Он не поверил, что плохую — «Я думал, наоборот, дамская!..» — но послушно бросился исполнять, он исполнял бы и исполнял еще сто повелений, а ей лишь бы он сгинул куда-нибудь, ей лишь бы остаться одной и плакать. Она примостила взгляд на женщине впереди — у женщины на руках была девочка, такое же крошечное дитя, как и далекий Женин сын, и Женя оплакивала себя, уничтоженную, стертую с лица земли; а эта девочка маленькая ничего не ведает — а вдруг она вырастет и ей тоже доведется такое — вдруг и на нее где-то сейчас подрастает негодяй ради неискоренимого исполнения зла на свете.
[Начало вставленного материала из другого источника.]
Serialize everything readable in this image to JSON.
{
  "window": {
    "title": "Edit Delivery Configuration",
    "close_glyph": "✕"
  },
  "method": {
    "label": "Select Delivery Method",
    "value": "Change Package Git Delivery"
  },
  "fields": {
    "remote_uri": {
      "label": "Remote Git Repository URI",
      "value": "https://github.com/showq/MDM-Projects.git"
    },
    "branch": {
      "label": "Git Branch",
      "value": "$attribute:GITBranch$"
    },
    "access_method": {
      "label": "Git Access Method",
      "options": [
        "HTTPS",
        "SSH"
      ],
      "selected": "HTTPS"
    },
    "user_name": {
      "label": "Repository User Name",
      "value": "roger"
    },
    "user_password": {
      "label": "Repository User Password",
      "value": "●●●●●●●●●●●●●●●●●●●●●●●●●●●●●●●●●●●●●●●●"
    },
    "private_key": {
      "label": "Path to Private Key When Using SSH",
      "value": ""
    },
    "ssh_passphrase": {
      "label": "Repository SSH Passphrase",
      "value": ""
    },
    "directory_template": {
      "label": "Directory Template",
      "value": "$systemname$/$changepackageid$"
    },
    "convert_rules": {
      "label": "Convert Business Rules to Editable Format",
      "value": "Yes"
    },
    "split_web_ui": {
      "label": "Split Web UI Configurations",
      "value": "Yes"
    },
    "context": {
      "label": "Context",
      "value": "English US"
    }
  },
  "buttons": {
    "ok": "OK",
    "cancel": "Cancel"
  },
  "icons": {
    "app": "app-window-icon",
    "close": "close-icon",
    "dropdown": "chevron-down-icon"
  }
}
Кругом ходили люди, их было очень много, и все до одного имели такие лица, будто никакого зла вообще не существует и потому они могут ни о чем не тревожиться, а беспечно летать из одного города в другой. Женя заподозрила, что это ей одной из всех так не повезло и теперь ей одной ходить, стыдливо клоня голову, а остальные — чисты и безгрешны.
И она опять заплакала уже привыкшими глазами: за что же ей одной из всех досталось узнать, что совершается на свете под прикрытием утра, солнца и блеска реки!
А вот и олицетворенное зло приближается к ней — с новой расческой в руке, растерянный и повинный, и он печально спрашивает ее:
— Ну что ты опять плачешь?
— А ты бы хотел, чтобы я радовалась? — жалко всхлипывает она и не прячет от него слезы, сочувствия просит: чтобы он пожалел ее и затосковал вместе с нею, ее обидчик. Что ж, ведь больше ей некому пожаловаться…
А игрушечная обезьянка Астап так ничего и не понимал, он притих и с огорчением думал: что уж такого, ведь я ее не убил, не поранил, и она ведь все равно не девушка, и я ничем не заразил ее — это точно.
Она сказала, присмирев:
— Ты не виноват. Это мне — за мое. За выражение лица… И чтоб знала, с кем связываться… — Мелькнула на миг злоба, но нет, только на миг — она отмела, ей не хотелось сейчас обижать Астапа: ведь позади у них осталось таинство, предназначенное природой к священному делу продолжения жизни, и что бы там и как бы там ни было, они пережили кровное родство соития; Женя была почвой, которую бедняга засеял, и ему велел теперь инстинкт хранить и оберегать эту почву ради будущих всходов потомства, и вот он покупал ей расчески, он заботился о ней, и он не мог сейчас не любить ее: она содержала в себе часть его самого; и Женя тоже чувствовала все это и не могла больше держать в себе ненависти к нему.
Ненависть появилась позднее — в самолете. Проникло, пробралось до самого костного вещества: осквернилась. От брезгливости она несколько раз ходила мыть руки, она прикладывала их к горящему лицу — но очищения не наступало, и, возвращаясь, она с недоумением оглядывала пассажиров: опять эти нейтральные, ни в чем не замешанные лица — но теперь она не верила больше, что они не знают зла, — знают, все видели, но каждый утерся, съел и пошел как ни в чем не бывало — все скоты, и сейчас она была уверена: о каждом из них знает всю подноготную, всю их таимую, постыдную правду — она есть, эта правда, ибо, не кройся она за пристойным покоем их лиц, разве могла бы уцелеть без благотворной среды и тайного пропитания, находимого в каждой из этих душ, зараза, бацилла тупого, жестокого зла!
Зная теперь то низкое за собой и за этим щуплым Астапом (к имени которого она не имела права прибавить «негодяй», потому что поняла: он не был бы им, окажись она другой), зная то низкое, она не могла не подозревать его и в остальных людях.